Историю я изложу в пересказе, поскольку не уверена, что смогу воспроизвести рассказ Гиба слово в слово. За то время, что я здесь лечусь, я много раз повторяла эту историю своему врачу, и теперь кажется, будто она всегда принадлежала мне, будто изначально я же ее и рассказала.
По версии Гиба, модно причесанная и чирикающая по-французски девица, которую я привыкла называть Одалией Лазар, была урожденной Одалией Мэй Бьюфорд, и уродилась она в семействе аптекаря под Чикаго. Аптека, точнее, лавка со всякой всячиной принадлежала ее отцу, и Одалия с юных лет трудилась за кассой, поскольку умела быстро считать в уме и при этом поспевала бросать на покупателей любопытные и лукавые взоры из-под своих неправдоподобно длинных темных ресниц. Затем у семьи настали трудные времена, отца Одалии хватил удар, и он умер, а мать – жилистая тонкогубая особа по имени Кора-Сью – заглянула в бутылку, да так и не разглядела там дна. Одалия, в ту пору едва ли десятилетняя, отважной, хотя наивной рукой пыталась сводить дебет с кредитом, но если торговля и давала какую-то прибыль, все деньги быстро и без остатка пропивала Кора-Сью, все глубже и глубже проваливаясь в то состояние, которое мой врач здесь, в учреждении, назвал бы меланхолией. В конечном итоге банк отобрал у Одалии и ее матери аптеку, усугубившаяся нищета погнала их из пригорода в сам Чикаго, где Кора-Сью быстро убедилась, что профессиональными навыками она не богата, а потому сделалась «профессионалкой» особого рода.
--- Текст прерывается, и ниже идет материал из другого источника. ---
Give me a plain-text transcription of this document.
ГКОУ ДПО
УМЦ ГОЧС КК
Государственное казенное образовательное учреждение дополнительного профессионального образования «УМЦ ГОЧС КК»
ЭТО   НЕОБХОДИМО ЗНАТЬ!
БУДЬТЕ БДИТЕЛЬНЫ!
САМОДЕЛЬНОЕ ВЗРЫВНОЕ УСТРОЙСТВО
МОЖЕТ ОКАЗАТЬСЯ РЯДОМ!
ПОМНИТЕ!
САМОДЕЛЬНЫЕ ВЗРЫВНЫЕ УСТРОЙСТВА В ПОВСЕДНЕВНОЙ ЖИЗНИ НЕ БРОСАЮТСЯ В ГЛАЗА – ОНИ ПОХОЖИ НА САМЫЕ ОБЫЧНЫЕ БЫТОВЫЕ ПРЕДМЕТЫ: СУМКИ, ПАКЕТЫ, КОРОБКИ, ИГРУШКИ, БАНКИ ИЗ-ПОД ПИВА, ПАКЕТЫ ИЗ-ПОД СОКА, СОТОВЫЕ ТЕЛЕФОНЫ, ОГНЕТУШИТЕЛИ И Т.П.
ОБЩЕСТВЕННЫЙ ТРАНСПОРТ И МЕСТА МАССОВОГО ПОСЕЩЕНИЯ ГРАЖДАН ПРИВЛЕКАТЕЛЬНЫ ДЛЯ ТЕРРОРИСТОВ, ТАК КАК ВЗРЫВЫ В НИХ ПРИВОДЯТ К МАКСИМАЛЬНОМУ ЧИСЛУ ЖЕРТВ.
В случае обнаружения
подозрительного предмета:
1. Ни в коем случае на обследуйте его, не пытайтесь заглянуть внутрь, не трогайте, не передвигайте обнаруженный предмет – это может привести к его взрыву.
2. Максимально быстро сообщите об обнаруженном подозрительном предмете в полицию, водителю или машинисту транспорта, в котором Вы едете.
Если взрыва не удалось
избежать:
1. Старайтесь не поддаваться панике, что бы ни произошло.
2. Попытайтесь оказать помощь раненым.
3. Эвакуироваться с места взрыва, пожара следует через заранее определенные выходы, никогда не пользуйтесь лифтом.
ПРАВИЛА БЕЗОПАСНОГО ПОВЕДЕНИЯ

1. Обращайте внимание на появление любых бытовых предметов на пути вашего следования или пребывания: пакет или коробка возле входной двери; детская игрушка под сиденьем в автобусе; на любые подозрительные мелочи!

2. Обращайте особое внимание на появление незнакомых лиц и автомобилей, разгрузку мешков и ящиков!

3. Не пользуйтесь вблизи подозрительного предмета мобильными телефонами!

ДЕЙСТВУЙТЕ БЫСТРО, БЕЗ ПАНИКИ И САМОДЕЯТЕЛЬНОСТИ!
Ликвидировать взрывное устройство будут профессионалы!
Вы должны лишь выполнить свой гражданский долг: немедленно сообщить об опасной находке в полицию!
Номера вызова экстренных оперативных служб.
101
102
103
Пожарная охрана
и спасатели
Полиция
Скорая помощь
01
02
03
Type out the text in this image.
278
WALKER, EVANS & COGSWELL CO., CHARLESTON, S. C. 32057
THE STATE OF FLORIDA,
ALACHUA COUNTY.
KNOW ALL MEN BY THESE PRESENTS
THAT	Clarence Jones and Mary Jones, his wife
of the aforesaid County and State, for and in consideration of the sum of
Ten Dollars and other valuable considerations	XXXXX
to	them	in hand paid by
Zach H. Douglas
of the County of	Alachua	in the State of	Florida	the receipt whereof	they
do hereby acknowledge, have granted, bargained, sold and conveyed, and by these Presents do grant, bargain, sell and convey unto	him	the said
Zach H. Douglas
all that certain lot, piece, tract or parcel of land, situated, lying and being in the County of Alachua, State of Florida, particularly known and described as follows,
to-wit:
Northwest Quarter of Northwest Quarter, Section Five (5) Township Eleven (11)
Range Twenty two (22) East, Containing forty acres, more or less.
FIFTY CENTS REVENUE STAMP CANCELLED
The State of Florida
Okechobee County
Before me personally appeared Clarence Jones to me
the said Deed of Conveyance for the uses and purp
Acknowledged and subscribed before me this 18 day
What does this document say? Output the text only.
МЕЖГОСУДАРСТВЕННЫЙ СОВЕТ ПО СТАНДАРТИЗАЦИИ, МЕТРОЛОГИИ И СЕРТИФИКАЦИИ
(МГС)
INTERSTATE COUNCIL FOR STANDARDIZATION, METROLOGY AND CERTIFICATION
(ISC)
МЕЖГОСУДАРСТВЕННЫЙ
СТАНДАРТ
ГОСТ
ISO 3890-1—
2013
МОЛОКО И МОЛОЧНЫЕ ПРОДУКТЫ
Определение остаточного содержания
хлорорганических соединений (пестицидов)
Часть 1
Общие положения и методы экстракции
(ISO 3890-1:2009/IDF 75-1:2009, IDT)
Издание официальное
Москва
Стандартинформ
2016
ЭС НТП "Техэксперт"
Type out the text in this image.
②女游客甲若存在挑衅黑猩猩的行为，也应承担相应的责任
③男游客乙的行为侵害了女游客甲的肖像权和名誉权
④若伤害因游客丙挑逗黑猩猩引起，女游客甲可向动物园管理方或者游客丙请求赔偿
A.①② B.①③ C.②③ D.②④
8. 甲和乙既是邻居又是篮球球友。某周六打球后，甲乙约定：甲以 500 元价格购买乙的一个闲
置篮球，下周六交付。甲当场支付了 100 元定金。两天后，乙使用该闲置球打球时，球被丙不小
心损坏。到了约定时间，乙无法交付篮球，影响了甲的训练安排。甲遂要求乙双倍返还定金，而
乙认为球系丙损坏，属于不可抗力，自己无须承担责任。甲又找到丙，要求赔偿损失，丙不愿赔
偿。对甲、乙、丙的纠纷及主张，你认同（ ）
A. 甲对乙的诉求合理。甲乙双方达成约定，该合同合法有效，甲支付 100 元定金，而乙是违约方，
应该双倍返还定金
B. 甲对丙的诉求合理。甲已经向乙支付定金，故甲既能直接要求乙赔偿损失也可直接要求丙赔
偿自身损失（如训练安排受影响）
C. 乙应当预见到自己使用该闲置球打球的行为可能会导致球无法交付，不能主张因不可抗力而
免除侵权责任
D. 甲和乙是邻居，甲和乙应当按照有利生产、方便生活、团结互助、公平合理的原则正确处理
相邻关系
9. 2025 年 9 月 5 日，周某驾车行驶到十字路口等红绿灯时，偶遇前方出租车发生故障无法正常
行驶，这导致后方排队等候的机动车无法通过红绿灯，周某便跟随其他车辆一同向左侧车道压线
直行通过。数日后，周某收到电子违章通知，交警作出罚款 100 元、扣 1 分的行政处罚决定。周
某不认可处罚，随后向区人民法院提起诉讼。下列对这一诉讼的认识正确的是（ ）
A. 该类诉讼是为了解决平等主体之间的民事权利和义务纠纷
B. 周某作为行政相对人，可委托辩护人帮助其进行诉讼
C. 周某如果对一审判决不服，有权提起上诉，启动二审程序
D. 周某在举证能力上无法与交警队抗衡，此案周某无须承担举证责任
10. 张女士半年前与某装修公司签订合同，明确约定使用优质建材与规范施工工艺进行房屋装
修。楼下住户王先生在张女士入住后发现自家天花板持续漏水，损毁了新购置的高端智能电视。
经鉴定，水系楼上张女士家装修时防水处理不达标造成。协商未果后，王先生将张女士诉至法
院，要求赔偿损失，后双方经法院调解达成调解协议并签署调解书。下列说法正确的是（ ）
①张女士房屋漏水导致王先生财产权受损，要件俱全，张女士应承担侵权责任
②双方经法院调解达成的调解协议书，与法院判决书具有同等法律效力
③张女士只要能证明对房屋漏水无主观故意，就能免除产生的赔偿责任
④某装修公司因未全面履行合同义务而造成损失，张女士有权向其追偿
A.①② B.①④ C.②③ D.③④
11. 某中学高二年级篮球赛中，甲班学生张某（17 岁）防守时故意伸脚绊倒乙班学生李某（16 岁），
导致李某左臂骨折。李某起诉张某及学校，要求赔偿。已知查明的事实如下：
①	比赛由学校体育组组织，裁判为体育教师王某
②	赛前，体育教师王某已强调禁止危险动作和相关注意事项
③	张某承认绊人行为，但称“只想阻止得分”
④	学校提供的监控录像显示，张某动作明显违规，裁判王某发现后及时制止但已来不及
Заведение, куда она устроилась, разумеется, не пользовалось доброй репутацией, но все же считалось весьма «традиционным». Иными словами, то был бордель по образцу прежних салунов, и большинство дам, если не развлекали клиента, проводили часы досуга в гостиной, будто настоящие дамы, дожидаясь, чтобы их навестили и за ними поухаживали. «Дамы», конечно, были самого грубого пошиба – опять же со слов Гиба, развлекались они главным образом пошлыми анекдотами и карточной игрой. Но, хотя они пускали в ход матросский жаргон и предавались азарту, все же это была «гостиная», и порой даже появлялся некий Лайонел, студент музыкального училища, желавший попрактиковаться, и садился за пианино, играл, то громко барабаня, то выдавая нежные трели, все подряд, от последнего популярного хита до легких и милых сонат Бетховена, придавая тем самым обстановке характер душевного и вместе с тем достойного, изысканного веселья.